Como foi o período com o Francisco Julião?
Ele era um grande revolucionário. Foi o primeiro cara na história do Brasil, talvez da humanidade, a usar o Código Civil como a arma principal de combate em defesa do pobre. Isto é uma coisa inacreditável, fantástica. Como é que ele descobriu isto!? Quando atuamos juntos em Santo Antão, ele perguntava aos trabalhadores da cana de açúcar: “Há quanto tempo você estava lá?”. “Ah, eu estou há 10 anos”. “Então você tem uma posse de boa-fé e pacífica e o patrão tem que lhe indenizar”. Então o Julião começou a ingressar com ações de indenização. Esta história, muito interessante, não é contada, os latifundiários, os senhores de engenho começaram a ficar loucos! Julião, um excelente orador e poeta, um organizador, começou a empolgar o povo, e os trabalhadores começaram a se unir. Fiquei numa Liga Camponesa durante muito tempo, que tinha 20.000 associados com carteirinha, pagando. O Código Civil foi a base ideológica das Ligas Camponesas, vamos dizer assim. Essa era a sustentação jurídica que dava aquela possibilidade. Ao mesmo tempo que a lei era o algoz do povo brasileiro, era tanto a garantia máxima da propriedade privada, também deixava brechas. E nós entrávamos nestas brechas.

Como você percebe esta relação dos movimentos com o Estado brasileiro?
Depende muito de quem tem hegemonia do aparelho de Estado. O Getúlio Vargas, que foi o maior revolucionário que este país já conheceu, proporcionou tanto dentro do campo como na cidade, uma relação de colaboração entre o Estado e o movimento. Não do movimento com o Estado. Ele criou, por exemplo, a Companhia de Colonização do Oeste, que só numa das levas assentou 5.000, em Goiás. Foi o que originou depois o movimento mais espetacular, depois da Liga Camponesa, o Formoso, de Zé Porfírio. Então o Getúlio Vargas tem uma relação de colaboração muito forte com os movimentos sociais. É uma discussão mais profunda que tem que se ter sobre a questão do Getúlio como propositivo do desenvolvimento capitalista no Brasil.
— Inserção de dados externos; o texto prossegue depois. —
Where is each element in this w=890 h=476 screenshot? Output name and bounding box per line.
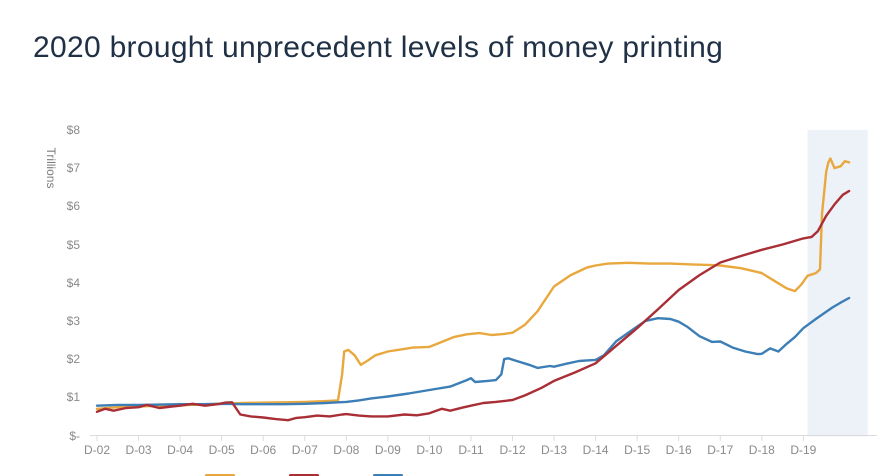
x-tick-label-D-08: D-08 [333,443,360,457]
x-tick-label-D-10: D-10 [416,443,443,457]
x-tick-label-D-05: D-05 [208,443,235,457]
x-tick-label-D-07: D-07 [291,443,318,457]
legend-item-1 [289,470,327,476]
x-tick-label-D-16: D-16 [665,443,692,457]
legend-clipped [205,470,411,476]
y-tick-label-1: $1 [66,390,80,405]
y-tick-label-5: $5 [66,237,80,252]
x-tick-label-D-15: D-15 [624,443,651,457]
gold-line [95,157,851,410]
y-tick-label-7: $7 [66,161,80,176]
red-line [95,189,851,422]
x-tick-label-D-18: D-18 [748,443,775,457]
x-tick-label-D-14: D-14 [582,443,609,457]
x-tick-label-D-04: D-04 [167,443,194,457]
y-tick-label-4: $4 [66,275,80,290]
x-tick-label-D-06: D-06 [250,443,277,457]
y-tick-label-6: $6 [66,199,80,214]
legend-item-0 [205,470,243,476]
y-tick-label-8: $8 [66,122,80,137]
x-tick-label-D-11: D-11 [458,443,484,457]
highlight-band-2020 [807,129,868,437]
y-tick-label-2: $2 [66,352,80,367]
legend-item-2 [373,470,411,476]
blue-line [95,296,851,407]
legend-swatch-icon [373,474,403,476]
x-tick-label-D-17: D-17 [707,443,734,457]
x-tick-label-D-13: D-13 [541,443,568,457]
x-tick-label-D-03: D-03 [125,443,152,457]
x-tick-label-D-12: D-12 [499,443,526,457]
legend-swatch-icon [289,474,319,476]
x-tick-label-D-09: D-09 [374,443,401,457]
x-tick-label-D-19: D-19 [790,443,817,457]
line-chart [0,100,890,476]
legend-swatch-icon [205,474,235,476]
y-tick-label-0: $- [69,428,80,443]
y-tick-label-3: $3 [66,313,80,328]
x-tick-label-D-02: D-02 [83,443,110,457]
chart-title: 2020 brought unprecedent levels of money… [33,31,724,65]
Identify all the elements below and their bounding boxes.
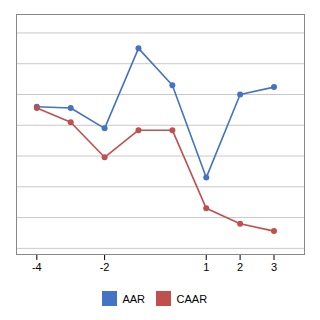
- html-text:AAR: AAR: [122, 292, 145, 305]
- svg-text:1: 1: [203, 261, 209, 273]
- svg-text:2: 2: [237, 261, 243, 273]
- svg-text:3: 3: [271, 261, 277, 273]
- svg-text:-2: -2: [100, 261, 110, 273]
- html-text:CAAR: CAAR: [176, 292, 208, 305]
- svg-text:-4: -4: [32, 261, 42, 273]
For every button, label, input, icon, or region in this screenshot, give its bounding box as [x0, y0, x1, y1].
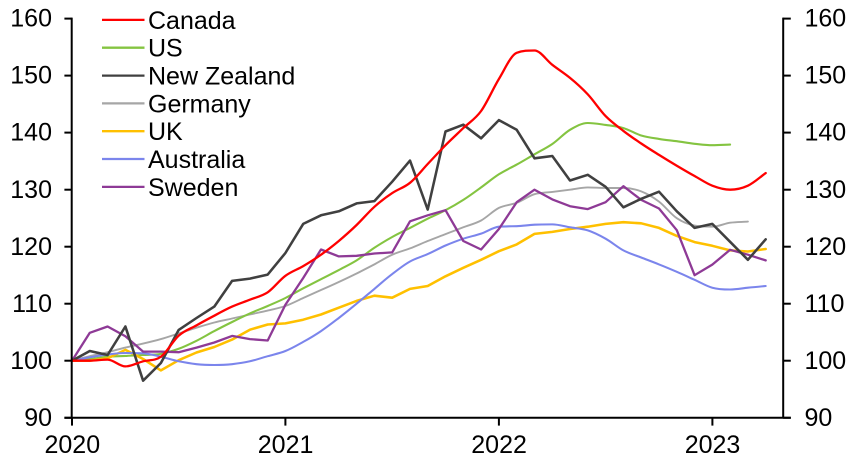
- svg-text:120: 120: [805, 233, 847, 261]
- svg-text:Australia: Australia: [148, 146, 245, 174]
- svg-text:150: 150: [805, 62, 847, 90]
- svg-text:150: 150: [10, 62, 52, 90]
- svg-text:160: 160: [10, 5, 52, 33]
- svg-text:140: 140: [805, 119, 847, 147]
- svg-text:2023: 2023: [685, 431, 741, 459]
- svg-text:110: 110: [12, 290, 52, 318]
- svg-text:2022: 2022: [471, 431, 527, 459]
- svg-text:100: 100: [10, 347, 52, 375]
- svg-text:UK: UK: [148, 118, 183, 146]
- svg-text:120: 120: [10, 233, 52, 261]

Um dos esteios desta proposta do Getúlio era a Justiça do Trabalho para as relações trabalhistas. No discurso dele, que infelizmente é pouco conhecido, posse entre aspas, quando toma o poder, em 1930, Getúlio fala, em síntese: “no meu governo terá aprofundamentos, uma democracia social, uma democracia política e uma democracia econômica, o Estado será o indutor do desenvolvimento. Mas, as rédeas do processo estarão nas mãos firmes das forças sociais”. Ele era muito esperto e cunhou a expressão “forças sociais” para dizer quem teria a hegemonia do processo. Dois anos depois os paulistas vieram de lá e disseram: “ estas tais de forças sociais não tem condições de dirigir o capitalismo brasileiro. Só quem tem condições é o capital internacional, que tem know how, dinheiro, conhecimento”. A proposta do Getúlio era: “nós temos que dividir o bolo enquanto ele estiver crescendo”. E os paulistas diziam, “não dá pra dividir o bolo enquanto está crescendo, senão não cresce nunca”. E esta é a questão que vem até hoje. Então, tentando responder eu digo que há uma colaboração do Estado, mas também há um Estado repressor.

Você, por algum motivo, pensou em abandonar a advocacia?
Não, de jeito nenhum. Mas tive que abandonar durante a Ditadura porque me prenderam. Quer dizer, eu abandonei várias vezes. Uma vez para atuar nas Ligas Camponesas, no nordeste. Lá fiquei com o Francisco Julião uns três anos. Depois, em 1968, para a luta armada contra a Ditadura, aquela loucurada que nós fizemos. Depois, em 1992, para ser deputado. Depois voltei para advocacia, cansei de ser deputado estadual. Aliás, ficar na cadeia foi uma das melhores coisas que eu já fiz na vida. Foi fundamental porque tive 4 anos para, pela primeira vez, estudar seriamente, 13, 14, 15 horas por dia, de forma sistemática. Eu sempre digo que não há nada mais prazeroso do que o orgasmo sexual, mas o orgasmo do conhecimento também é quase igual.